PowerShares, the Chicago-based ETF issuer behind many enhanced index ETF products, announced on Friday the launch of the industry’s first ETF portfolio of closed end funds. The PowerShares CEF Income Composite Portfolio (PCEF) is linked to the S-Network Composite Closed-End Fund Index, a rules-based index designed to track the overall performance of a global universe of U.S.-listed closed-end funds. The index currently includes 71 closed-end funds, including 27 that invest primarily in taxable investment-grade fixed-income securities, 15 investing primarily in high-yield fixed-income securities, and 29 utilizing an equity option writing strategy.
In order to be included in the underlying index, closed-end funds must focus on taxable fixed income, high-yield fixed income, or option income. Eligible funds must also trade at a premium to net asset value of less than 20% and have a total expense ratio of less than 2%. The methodology behind the underlying index is somewhat interesting in that it is designed to take advantage of inefficiencies in the CEF market by assigning greater weights to funds trading at a discount while reducing exposure to those trading at a premium.
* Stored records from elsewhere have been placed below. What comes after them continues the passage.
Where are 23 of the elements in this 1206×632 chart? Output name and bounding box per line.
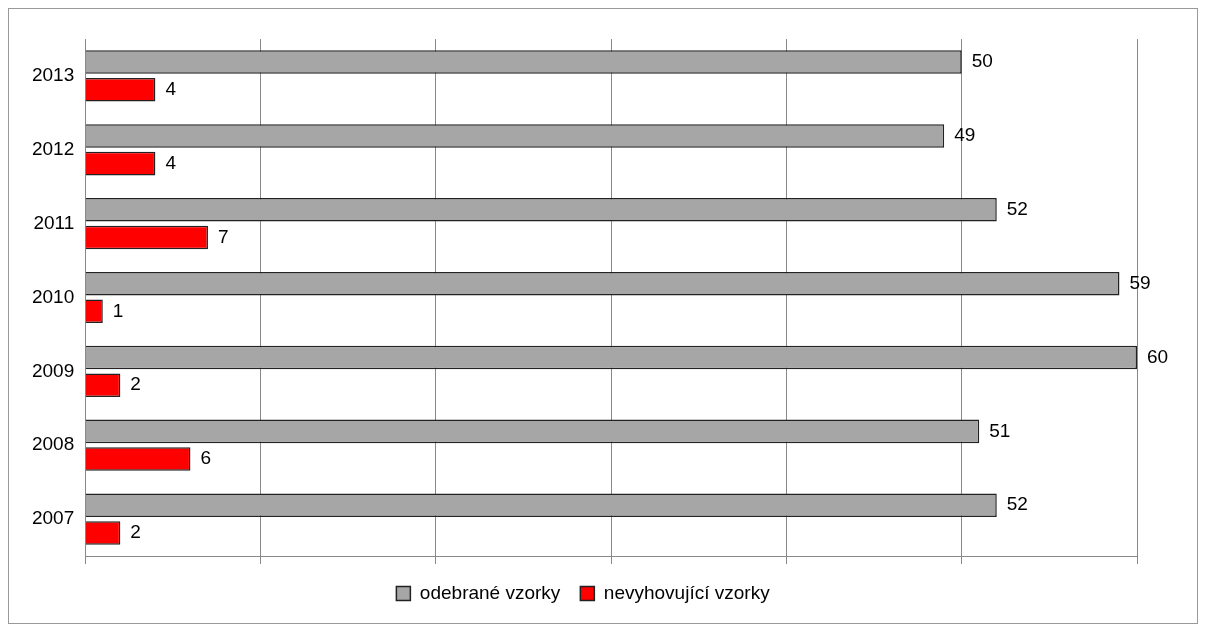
y-tick-label: 2011 <box>33 211 75 233</box>
data-label: 2 <box>130 373 141 395</box>
data-label: 7 <box>217 225 229 247</box>
legend-label: odebrané vzorky <box>419 581 561 603</box>
y-tick-label: 2008 <box>31 433 75 455</box>
data-label: 50 <box>971 50 993 72</box>
data-label: 4 <box>165 151 177 173</box>
data-label: 4 <box>165 78 177 100</box>
data-label: 52 <box>1006 493 1028 515</box>
y-tick-label: 2013 <box>31 64 75 86</box>
data-label: 52 <box>1006 198 1028 220</box>
data-label: 60 <box>1147 345 1169 367</box>
data-label: 6 <box>200 447 212 469</box>
data-label: 1 <box>112 299 124 321</box>
data-label: 51 <box>989 419 1011 441</box>
data-label: 49 <box>954 124 976 146</box>
y-tick-label: 2009 <box>31 359 75 381</box>
y-tick-label: 2010 <box>31 285 75 307</box>
legend-label: nevyhovující vzorky <box>603 581 771 603</box>
y-tick-label: 2012 <box>31 138 75 160</box>
data-label: 2 <box>130 521 141 543</box>
y-tick-label: 2007 <box>31 507 75 529</box>
data-label: 59 <box>1129 271 1151 293</box>
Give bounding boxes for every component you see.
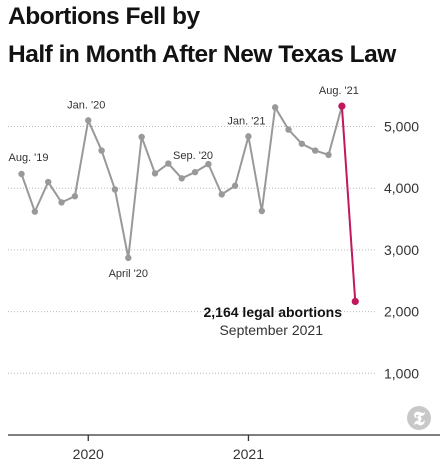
data-point: [258, 207, 265, 215]
logo-badge: [407, 406, 431, 430]
logo-glyph: 𝕿: [413, 408, 425, 430]
data-point: [245, 133, 252, 140]
data-point: [205, 160, 212, 168]
data-point: [285, 126, 292, 133]
y-tick-label: 3,000: [384, 242, 419, 258]
point-labels: Aug. '19 Jan. '20 April '20 Sep. '20 Jan. '2…: [8, 85, 358, 280]
y-tick-label: 1,000: [384, 365, 419, 381]
data-point: [71, 193, 79, 200]
gridlines: [8, 126, 376, 374]
annotation: 2,164 legal abortions September 2021: [204, 304, 343, 338]
y-tick-label: 4,000: [384, 180, 419, 196]
data-point: [98, 147, 105, 154]
series-line: [20, 105, 343, 259]
highlight-point: [351, 297, 359, 306]
series: [18, 102, 359, 306]
data-point: [271, 104, 279, 111]
data-point: [312, 147, 319, 154]
data-point: [151, 170, 159, 177]
annotation-period: September 2021: [219, 322, 323, 338]
annotation-value: 2,164 legal abortions: [204, 304, 343, 320]
chart-title-line-2: Half in Month After New Texas Law: [8, 41, 396, 68]
data-point: [178, 175, 185, 182]
data-point: [298, 140, 306, 147]
drop-segment: [340, 106, 357, 302]
point-label: April '20: [109, 268, 148, 280]
data-point: [325, 151, 332, 159]
y-tick-label: 2,000: [384, 304, 419, 320]
data-point: [218, 191, 225, 198]
data-point: [31, 208, 39, 215]
x-tick-label: 2021: [233, 446, 264, 462]
y-tick-label: 5,000: [384, 119, 419, 135]
data-point: [125, 254, 132, 262]
highlight-point: [338, 102, 346, 110]
point-label: Aug. '21: [319, 85, 359, 97]
data-point: [111, 186, 119, 193]
x-tick-label: 2020: [73, 446, 104, 462]
data-point: [191, 168, 199, 176]
x-axis-labels: 2020 2021: [73, 446, 265, 462]
data-point: [85, 117, 92, 124]
nyt-logo-icon: 𝕿: [407, 406, 431, 430]
chart-title-line-1: Abortions Fell by: [8, 3, 200, 30]
data-point: [138, 133, 145, 141]
data-point: [231, 182, 239, 189]
point-label: Aug. '19: [8, 152, 48, 164]
y-axis-labels: 1,000 2,000 3,000 4,000 5,000: [384, 119, 419, 382]
data-point: [45, 178, 52, 186]
point-label: Jan. '21: [227, 115, 265, 127]
point-label: Sep. '20: [173, 150, 213, 162]
data-point: [58, 199, 65, 206]
data-point: [18, 170, 25, 178]
point-label: Jan. '20: [67, 99, 105, 111]
x-axis: [8, 434, 440, 441]
data-point: [165, 160, 172, 167]
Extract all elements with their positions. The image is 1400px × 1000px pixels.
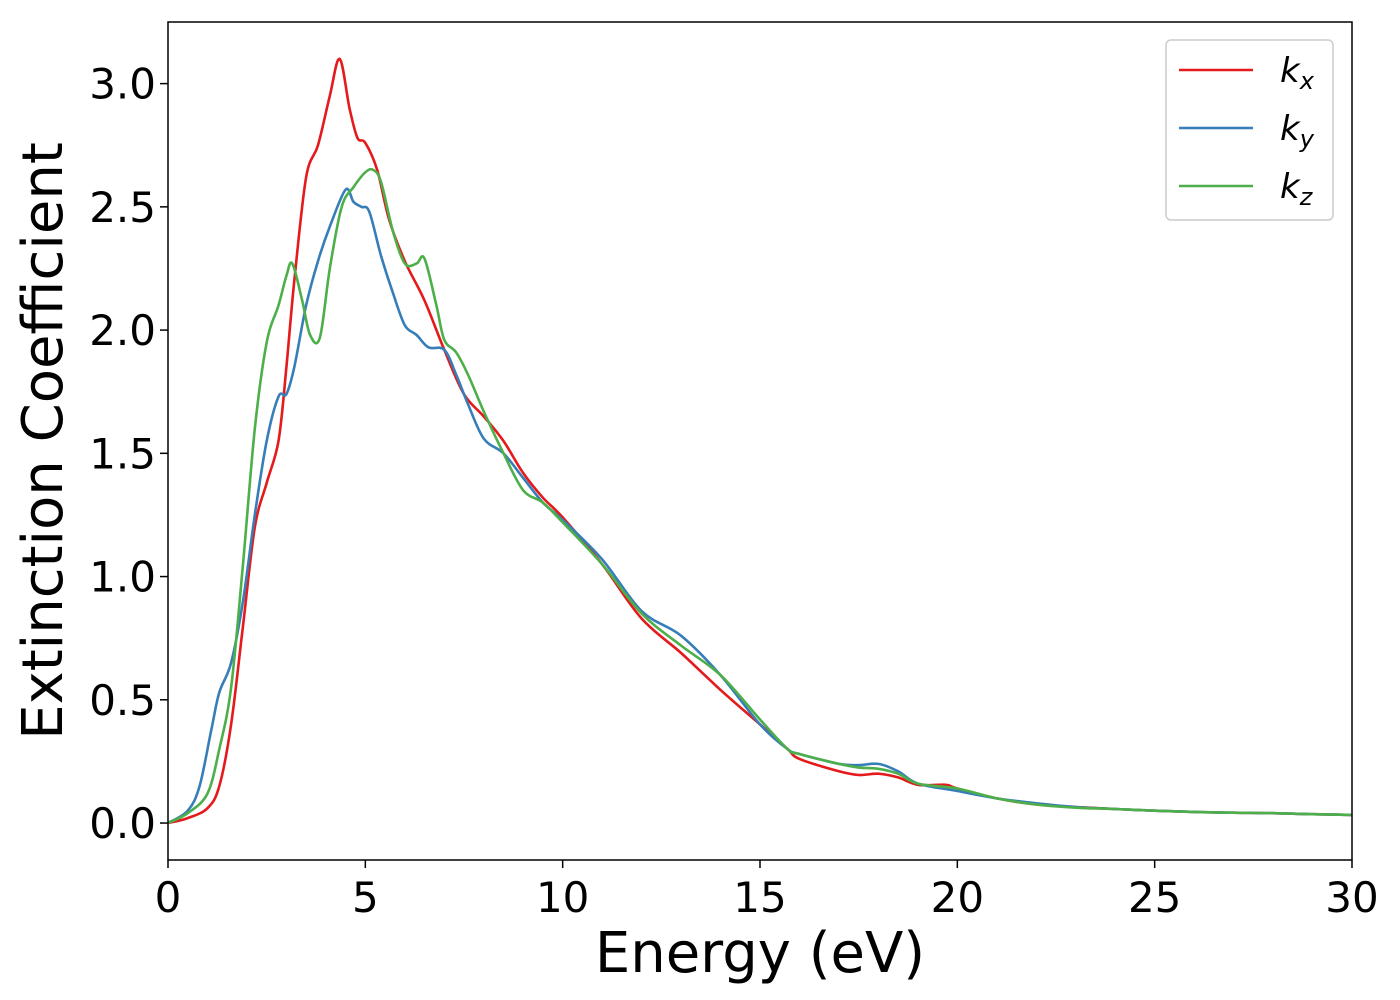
legend-label-kx: kx [1280,51,1315,95]
y-tick-label: 1.0 [89,553,156,602]
y-axis: 0.0 0.5 1.0 1.5 2.0 2.5 3.0 [89,60,168,848]
y-tick-label: 0.0 [89,799,156,848]
x-axis-title: Energy (eV) [595,921,925,986]
x-tick-label: 30 [1325,873,1378,922]
series-layer [168,57,1352,825]
y-tick-label: 2.0 [89,306,156,355]
x-tick-label: 10 [536,873,589,922]
y-tick-label: 1.5 [89,429,156,478]
x-axis: 0 5 10 15 20 25 30 [155,860,1379,922]
x-tick-label: 0 [155,873,182,922]
y-tick-label: 3.0 [89,60,156,109]
legend: kx ky kz [1165,39,1334,221]
x-tick-label: 25 [1128,873,1181,922]
y-tick-label: 2.5 [89,183,156,232]
legend-label-ky: ky [1280,109,1315,153]
x-tick-label: 15 [733,873,786,922]
y-tick-label: 0.5 [89,676,156,725]
legend-label-kz: kz [1280,167,1314,211]
x-tick-label: 20 [931,873,984,922]
x-tick-label: 5 [352,873,379,922]
series-line-kz [168,167,1352,825]
legend-box [1165,39,1334,221]
y-axis-title: Extinction Coefficient [11,142,76,740]
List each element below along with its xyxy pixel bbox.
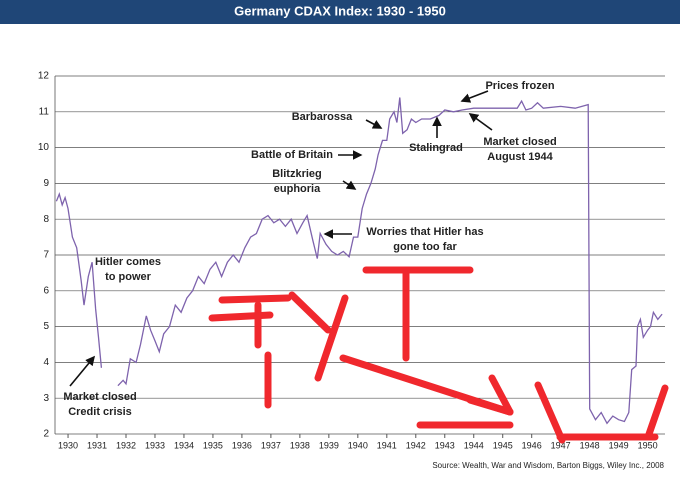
y-tick-label: 12	[38, 71, 50, 82]
x-tick-label: 1940	[348, 440, 368, 450]
x-tick-label: 1944	[464, 440, 484, 450]
red-scribbles	[208, 266, 669, 444]
x-tick-label: 1933	[145, 440, 165, 450]
y-tick-label: 2	[43, 429, 49, 440]
y-tick-label: 11	[39, 106, 50, 117]
source: Source: Wealth, War and Wisdom, Barton B…	[432, 461, 664, 470]
y-tick-label: 10	[38, 142, 50, 153]
x-tick-label: 1936	[232, 440, 252, 450]
annotation: Prices frozen	[485, 80, 554, 92]
annotation: Blitzkrieg	[272, 168, 322, 180]
title-bar	[0, 0, 680, 24]
y-tick-label: 6	[43, 285, 49, 296]
annotation: Barbarossa	[292, 111, 353, 123]
x-tick-label: 1941	[377, 440, 397, 450]
arrows	[69, 90, 493, 387]
annotation: Market closed	[483, 136, 556, 148]
x-tick-label: 1934	[174, 440, 194, 450]
x-tick-label: 1938	[290, 440, 310, 450]
x-tick-label: 1939	[319, 440, 339, 450]
x-tick-label: 1943	[435, 440, 455, 450]
x-tick-label: 1937	[261, 440, 281, 450]
x-tick-label: 1932	[116, 440, 136, 450]
y-tick-label: 9	[43, 178, 49, 189]
x-tick-label: 1942	[406, 440, 426, 450]
x-tick-label: 1945	[493, 440, 513, 450]
x-tick-label: 1931	[87, 440, 107, 450]
x-tick-label: 1950	[638, 440, 658, 450]
x-tick-label: 1948	[580, 440, 600, 450]
chart-title: Germany CDAX Index: 1930 - 1950	[234, 3, 446, 18]
y-tick-label: 3	[43, 393, 49, 404]
x-tick-label: 1946	[522, 440, 542, 450]
y-tick-label: 7	[43, 250, 49, 261]
x-tick-label: 1935	[203, 440, 223, 450]
annotation: August 1944	[487, 151, 553, 163]
x-tick-label: 1930	[58, 440, 78, 450]
annotation: Worries that Hitler has	[366, 226, 483, 238]
annotation: euphoria	[274, 183, 321, 195]
plot-area: 2 3 4 5 6 7 8 9 10 11 12 1930 1931 1932 1933 1934 1935 19…	[38, 71, 665, 450]
annotation: Stalingrad	[409, 142, 463, 154]
x-tick-label: 1947	[551, 440, 571, 450]
annotation: Credit crisis	[68, 406, 132, 418]
y-tick-label: 4	[43, 357, 49, 368]
annotation: to power	[105, 271, 152, 283]
annotation: Hitler comes	[95, 256, 161, 268]
y-tick-label: 5	[43, 321, 49, 332]
index-line	[55, 97, 663, 425]
annotation: Market closed	[63, 391, 136, 403]
y-tick-label: 8	[43, 214, 49, 225]
x-tick-label: 1949	[609, 440, 629, 450]
annotation: gone too far	[393, 241, 457, 253]
annotation: Battle of Britain	[251, 149, 333, 161]
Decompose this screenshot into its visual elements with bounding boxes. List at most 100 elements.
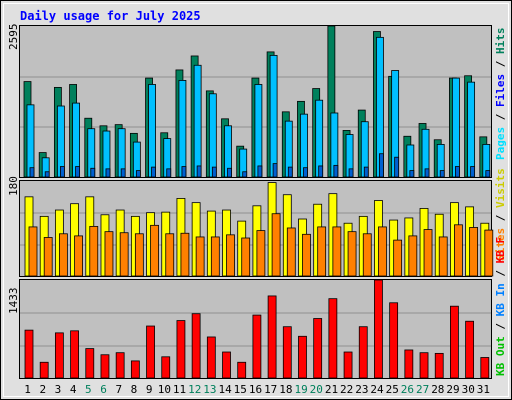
day-label: 1: [24, 383, 31, 396]
bar-kbytes-day-25: [389, 302, 399, 379]
panel-hits-bars: [23, 25, 491, 178]
bar-kbytes-day-24: [374, 279, 383, 379]
bar-files-day-20: [315, 99, 324, 178]
panel-visits-ymax-label: 180: [7, 176, 20, 196]
bar-sites-day-4: [74, 235, 83, 277]
bar-kbytes-day-16: [252, 314, 262, 379]
bar-files-day-30: [467, 81, 476, 178]
bar-kbytes-day-29: [450, 305, 459, 379]
bar-sites-day-18: [286, 227, 296, 277]
day-label: 22: [340, 383, 353, 396]
legend-separator: /: [494, 316, 507, 336]
bar-sites-day-21: [332, 226, 342, 277]
bar-pages-day-25: [394, 156, 400, 178]
bar-sites-day-3: [58, 233, 68, 277]
bar-sites-day-8: [134, 233, 144, 277]
x-axis-day-labels: 1 2 3 4 5 6 7 8 9 10 11 12 13 14 15 16 17 18 19 20 21 22 23 24 2…: [24, 383, 490, 396]
day-label: 11: [173, 383, 186, 396]
day-label: 8: [131, 383, 138, 396]
bar-kbytes-day-1: [24, 329, 34, 379]
bar-pages-day-24: [379, 153, 384, 178]
bar-pages-day-20: [318, 165, 324, 178]
legend-entry: Pages: [494, 127, 507, 160]
day-label: 4: [70, 383, 77, 396]
bar-pages-day-2: [44, 171, 50, 178]
bar-kbytes-day-4: [70, 330, 79, 379]
bar-pages-day-12: [196, 165, 202, 178]
bar-kbytes-day-8: [130, 360, 140, 379]
bar-pages-day-26: [409, 170, 415, 178]
bar-kbytes-day-12: [191, 313, 201, 379]
day-label: 16: [249, 383, 262, 396]
panel-hits-ymax-label: 2595: [7, 24, 20, 51]
day-label: 24: [370, 383, 384, 396]
bar-pages-day-6: [105, 168, 111, 178]
panel-kbytes-ymax-label: 1433: [7, 288, 20, 315]
bar-files-day-13: [208, 93, 217, 178]
bar-sites-day-22: [347, 231, 357, 277]
bar-kbytes-day-17: [267, 295, 277, 379]
day-label: 5: [85, 383, 92, 396]
bar-sites-day-13: [210, 236, 220, 277]
legend-entry: Sites: [494, 228, 507, 261]
bar-kbytes-day-10: [161, 356, 171, 379]
bar-files-day-17: [269, 54, 278, 178]
legend-entry: KB Out: [494, 336, 507, 376]
bar-files-day-16: [254, 84, 263, 178]
legend-entry: Hits: [494, 28, 507, 55]
bar-kbytes-day-20: [313, 318, 323, 379]
bar-pages-day-5: [90, 167, 96, 178]
panel-hits-legend: Pages / Files / Hits: [494, 28, 507, 161]
bar-kbytes-day-28: [434, 352, 444, 379]
bar-pages-day-17: [272, 163, 278, 178]
bar-sites-day-9: [150, 224, 159, 277]
bar-pages-day-28: [439, 170, 445, 178]
day-label: 10: [158, 383, 171, 396]
panel-visits-sites: 180 Sites / Visits: [7, 168, 507, 277]
day-label: 9: [146, 383, 153, 396]
bar-files-day-11: [178, 80, 187, 178]
bar-kbytes-day-14: [222, 351, 231, 379]
panel-kbytes-legend: KB Out / KB In / KB F: [494, 237, 507, 376]
chart-inner-frame: [3, 3, 509, 397]
bar-sites-day-5: [89, 225, 99, 277]
bar-sites-day-25: [393, 239, 403, 277]
bar-pages-day-30: [470, 166, 476, 178]
bar-kbytes-day-23: [358, 326, 368, 379]
day-label: 31: [477, 383, 490, 396]
day-label: 28: [431, 383, 444, 396]
bar-pages-day-13: [211, 166, 217, 178]
day-label: 29: [446, 383, 459, 396]
day-label: 23: [355, 383, 368, 396]
bar-kbytes-day-3: [54, 332, 64, 379]
bar-files-day-4: [72, 102, 80, 178]
bar-sites-day-7: [119, 232, 129, 277]
bar-pages-day-19: [303, 167, 308, 178]
day-label: 2: [39, 383, 46, 396]
panel-kbytes-bars: [24, 279, 490, 379]
bar-pages-day-7: [120, 168, 126, 178]
bar-pages-day-10: [166, 168, 172, 178]
bar-kbytes-day-27: [419, 352, 429, 379]
bar-sites-day-17: [271, 213, 281, 277]
bar-sites-day-10: [165, 233, 175, 277]
bar-pages-day-3: [59, 166, 65, 178]
day-label: 26: [401, 383, 414, 396]
bar-kbytes-day-26: [404, 349, 414, 379]
bar-kbytes-day-30: [465, 320, 475, 379]
day-label: 21: [325, 383, 338, 396]
day-label: 14: [218, 383, 232, 396]
panel-visits-legend: Sites / Visits: [494, 168, 507, 261]
bar-pages-day-31: [485, 170, 491, 178]
legend-entry: Visits: [494, 168, 507, 208]
day-label: 19: [294, 383, 307, 396]
day-label: 17: [264, 383, 277, 396]
bar-sites-day-1: [28, 226, 38, 277]
bar-sites-day-2: [43, 237, 53, 277]
bar-pages-day-27: [424, 168, 430, 178]
bar-kbytes-day-11: [176, 320, 186, 379]
bar-kbytes-day-5: [85, 348, 95, 379]
bar-pages-day-23: [363, 166, 369, 178]
bar-files-day-1: [26, 104, 35, 178]
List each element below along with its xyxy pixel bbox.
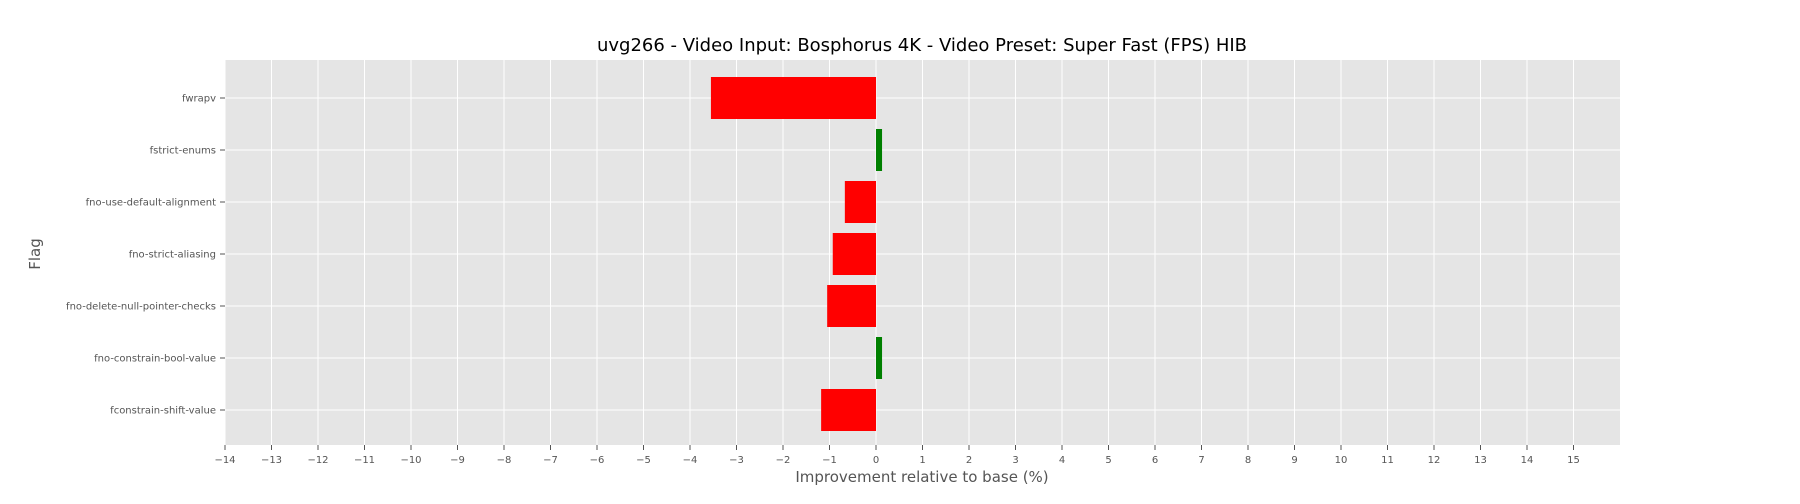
x-tick-label: −12 (307, 455, 328, 466)
bar-fno-delete-null-pointer-checks (827, 285, 876, 327)
x-tick-label: −2 (776, 455, 791, 466)
y-tick-label: fno-use-default-alignment (86, 198, 216, 209)
bar-fwrapv (710, 77, 876, 119)
x-tick-label: −9 (450, 455, 465, 466)
chart-title: uvg266 - Video Input: Bosphorus 4K - Vid… (597, 35, 1247, 56)
bar-fstrict-enums (876, 129, 883, 171)
x-tick-label: 8 (1245, 455, 1251, 466)
x-tick-label: 11 (1381, 455, 1394, 466)
x-tick-label: −3 (729, 455, 744, 466)
x-tick-label: 0 (873, 455, 879, 466)
x-tick-label: 6 (1152, 455, 1158, 466)
x-tick-label: −4 (683, 455, 698, 466)
y-tick-label: fno-delete-null-pointer-checks (66, 302, 216, 313)
bars (710, 77, 883, 431)
x-tick-label: 14 (1521, 455, 1534, 466)
x-tick-label: 15 (1567, 455, 1580, 466)
x-tick-label: −10 (400, 455, 421, 466)
x-tick-label: −11 (354, 455, 375, 466)
bar-fno-constrain-bool-value (876, 337, 883, 379)
x-tick-label: 9 (1291, 455, 1297, 466)
y-tick-label: fconstrain-shift-value (110, 406, 216, 417)
x-tick-label: 10 (1335, 455, 1348, 466)
bar-fconstrain-shift-value (821, 389, 876, 431)
x-tick-label: −6 (590, 455, 605, 466)
x-axis-title: Improvement relative to base (%) (795, 468, 1048, 486)
x-tick-label: −5 (636, 455, 651, 466)
y-tick-label: fno-constrain-bool-value (94, 354, 216, 365)
x-tick-label: −1 (822, 455, 837, 466)
x-tick-label: −14 (214, 455, 235, 466)
x-tick-label: 5 (1105, 455, 1111, 466)
x-tick-label: 1 (919, 455, 925, 466)
y-axis-ticks: fwrapv fstrict-enums fno-use-default-align… (66, 94, 225, 417)
y-tick-label: fwrapv (182, 94, 216, 105)
x-tick-label: 12 (1428, 455, 1441, 466)
y-tick-label: fno-strict-aliasing (129, 250, 216, 261)
grid-lines (224, 60, 1620, 445)
x-tick-label: 4 (1059, 455, 1065, 466)
x-axis-ticks: −14 −13 −12 −11 −10 −9 −8 −7 −6 −5 −4 −3 −2 −1 0 1 2 3 4 5 6… (214, 445, 1580, 466)
x-tick-label: −13 (261, 455, 282, 466)
x-tick-label: −7 (543, 455, 558, 466)
x-tick-label: 2 (966, 455, 972, 466)
x-tick-label: 3 (1012, 455, 1018, 466)
x-tick-label: 7 (1198, 455, 1204, 466)
bar-fno-use-default-alignment (844, 181, 876, 223)
y-tick-label: fstrict-enums (150, 146, 216, 157)
y-axis-title: Flag (26, 238, 44, 270)
bar-fno-strict-aliasing (832, 233, 876, 275)
x-tick-label: 13 (1474, 455, 1487, 466)
x-tick-label: −8 (497, 455, 512, 466)
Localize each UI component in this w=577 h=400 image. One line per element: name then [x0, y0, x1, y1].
Closed-end funds are professionally managed investment companies that are publicly-listed and traded on a stock exchange. Capital raised during an IPO is used to achieve a specific investment purpose, such as current income or capital growth. At the end of 2009, there were more than 600 closed-end funds with $200 billion in assets.
Because closed-end funds don’t feature the arbitrage mechanisms underlying ETFs, they often trade at a discount to the underlying net asset value. According to Morningstar, almost 75% of U.S.-listed CEFs were trading at a discount at the end of 2009, with the average discount to NAV across all CEFs equaling 4.2%. As such CEFs provide the potential to achieve a distribution rate higher than what could be offered by an investment directly in the underlying assets of the fund, as illustrated in the adjacent example.
According to the PowerShares Web site, PCEF exhibits an average discount to NAV of about 3.6%.
PCEF is the first ETF of its kind, but the unique exposure comes at a relatively steep price. PCEF charges just 0.50%, but because it is structured as a “fund of funds,” acquired fund fees and expenses bump the total annual fund operating expenses to about 1.81%.
Disclosure: No positions at time of writing.